Here teenage mothers and their babies live and learn together, gain essential work and life skills and improve and maintain their physical, social and emotional well being. They learn essential parenting skills to care for their own children.
These girls are less likely to be the primary carer for their child, complete their education, have fewer opportunities for employment and can become dependant on passive welfare.
Now in our second year of partnership with The Cape York Girl Academy, in 2022 Mercy Works supports a project which will purchase new sensory technology for a culturally appropriate multi-sensory de-escalation room. Students can go to this room to feel transported into a familiar setting before they lose control. Here, they can take time to centre themselves.
As a forward thinking school, The Cape York Girl Academy wants to elevate the level of therapeutic intervention available on campus and provide spaces where students can go before they have physical or emotional outbursts, which can often mean they lose one to two hours of learning time. The room will reduce this time to 15 minutes.
Mercy Works is proud of our partnership over a number of years with Baabayn Aboriginal Corporation in Mt Druitt. By supporting a Child Care project in the western suburbs of Sydney, Mercy Works has enabled the Baabayn Aboriginal Corporation to provide a culturally sensitive program each Wednesday.
While the children embrace enthusiastically basic pre-school activities, their mothers participate in a program to help improve mental health and confidence through a cultural exploration of different artistic media as well as learn different skills, gain friendships and start exploring their own business ideas.
This project also supports further Business Administration training of a young Aboriginal mother who is the childcare worker and now an empowered educator.
In South Australia, some women with pregnancy complications from the remote and rural regions of the state are forced to travel to hospitals in towns such as Ceduna, Port Lincoln and Port Augusta or Adelaide to deliver their babies. This situation leads to long periods of separation from their families, Country and critical support networks. Sometimes Aboriginal mothers find themselves homeless, and possibly living in the parklands in Adelaide.
The Adelaide First Nations Advocacy project is based in Adelaide. Aboriginal Elder women have formed a Committee to provide outreach support to Aboriginal mothers as they deal with child protection issues. They have formed a group called the Nunga Babies Watch and are now advocating to parliament and providing support including access to legal advice, case management, court support, and links to support services and other organisations.
Establishing this proactive service for Aboriginal families aims to reduce the number of babies removed from their families without adequate consultation and warning, while making sure they feel culturally supported and informed.
Salt n’ Pepper
Salt n’ Pepper is located in Adelaide, South Australia and is a pre and post release outreach project that works with Aboriginal women to help bridge the equity gap. The volunteer based team of Elder Aboriginal women offers culturally appropriate support, both emotional and practical, to Aboriginal women in prison and following their release back into the community.
Aboriginal women are often caught in a cruel cycle of incarceration and release then homelessness, re-offending and re-incarceration. Untreated physical and mental health, addiction and a loss of skills and financial independence increases the risk of reoffending and severely impacts their self-esteem. The stigma that surrounds this issue is a large part of the reason why Aboriginal women are more vulnerable to this cycle.
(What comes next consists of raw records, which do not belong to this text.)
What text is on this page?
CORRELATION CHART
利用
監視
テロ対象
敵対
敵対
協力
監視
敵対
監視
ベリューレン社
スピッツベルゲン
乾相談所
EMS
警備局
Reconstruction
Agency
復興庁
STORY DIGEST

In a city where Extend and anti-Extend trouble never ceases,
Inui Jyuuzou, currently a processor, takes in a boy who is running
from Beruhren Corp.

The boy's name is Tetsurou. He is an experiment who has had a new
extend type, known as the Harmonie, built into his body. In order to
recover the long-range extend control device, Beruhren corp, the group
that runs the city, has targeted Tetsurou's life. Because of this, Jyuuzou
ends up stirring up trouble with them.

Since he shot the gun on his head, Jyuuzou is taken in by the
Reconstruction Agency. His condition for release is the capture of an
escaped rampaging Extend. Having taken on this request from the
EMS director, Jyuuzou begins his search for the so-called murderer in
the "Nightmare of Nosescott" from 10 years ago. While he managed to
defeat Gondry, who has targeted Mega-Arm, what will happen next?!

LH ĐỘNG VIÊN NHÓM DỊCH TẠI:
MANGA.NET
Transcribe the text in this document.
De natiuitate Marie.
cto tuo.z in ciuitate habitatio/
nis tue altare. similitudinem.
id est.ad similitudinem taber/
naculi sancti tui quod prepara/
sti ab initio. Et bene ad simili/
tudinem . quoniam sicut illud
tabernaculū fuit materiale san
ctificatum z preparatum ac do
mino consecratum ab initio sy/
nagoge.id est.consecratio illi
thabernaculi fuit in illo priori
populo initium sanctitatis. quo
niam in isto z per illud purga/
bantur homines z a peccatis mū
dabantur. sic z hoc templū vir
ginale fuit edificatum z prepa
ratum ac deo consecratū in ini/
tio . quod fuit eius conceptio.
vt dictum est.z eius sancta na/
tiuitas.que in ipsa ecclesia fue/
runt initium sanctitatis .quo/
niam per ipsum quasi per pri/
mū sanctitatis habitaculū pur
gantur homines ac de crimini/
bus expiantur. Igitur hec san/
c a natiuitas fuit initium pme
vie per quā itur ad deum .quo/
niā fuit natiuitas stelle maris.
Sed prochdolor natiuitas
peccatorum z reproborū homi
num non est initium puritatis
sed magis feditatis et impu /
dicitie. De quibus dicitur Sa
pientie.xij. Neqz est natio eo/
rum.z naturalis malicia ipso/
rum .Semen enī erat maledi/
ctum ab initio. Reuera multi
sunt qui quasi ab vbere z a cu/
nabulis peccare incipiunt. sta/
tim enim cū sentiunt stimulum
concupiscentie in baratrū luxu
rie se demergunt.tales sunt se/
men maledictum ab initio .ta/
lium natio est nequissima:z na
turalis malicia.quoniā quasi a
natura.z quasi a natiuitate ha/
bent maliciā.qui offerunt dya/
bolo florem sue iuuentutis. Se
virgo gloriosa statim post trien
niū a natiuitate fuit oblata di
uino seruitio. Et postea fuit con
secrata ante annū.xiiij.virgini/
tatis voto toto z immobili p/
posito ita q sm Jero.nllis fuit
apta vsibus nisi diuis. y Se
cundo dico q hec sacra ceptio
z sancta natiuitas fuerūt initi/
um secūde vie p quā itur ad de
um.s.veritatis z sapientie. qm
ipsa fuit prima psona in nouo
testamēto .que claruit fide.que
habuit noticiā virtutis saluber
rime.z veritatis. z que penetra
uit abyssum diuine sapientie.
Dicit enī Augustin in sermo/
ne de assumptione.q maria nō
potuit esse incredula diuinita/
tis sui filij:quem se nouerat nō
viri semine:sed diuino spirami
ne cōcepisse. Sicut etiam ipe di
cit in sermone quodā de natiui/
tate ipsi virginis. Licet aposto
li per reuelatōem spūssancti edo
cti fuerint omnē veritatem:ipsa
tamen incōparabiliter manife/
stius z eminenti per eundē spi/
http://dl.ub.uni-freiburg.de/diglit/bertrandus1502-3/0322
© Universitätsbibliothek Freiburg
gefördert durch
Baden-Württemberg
This program offers Aboriginal women in the post-prison release program, the opportunity to undertake leadership training to learn skills in mentoring and peer support for other Aboriginal women leaving prison. Educating these vulnerable women will give them the skills and knowledge to keep themselves, their children and their families safer in the future.
Yartangka Tirkanthi – Learning on Country
This new Mercy Works partnership hopes to give young Aboriginal people access to cultural and language learning opportunities through visits ‘on country’.
This project honours the potential of indigenous youth and workers to grow their knowledge and in turn foster healing and belonging. Reconnecting with local elders creates an opportunity for the ongoing survival of their culture and pride in their heritage.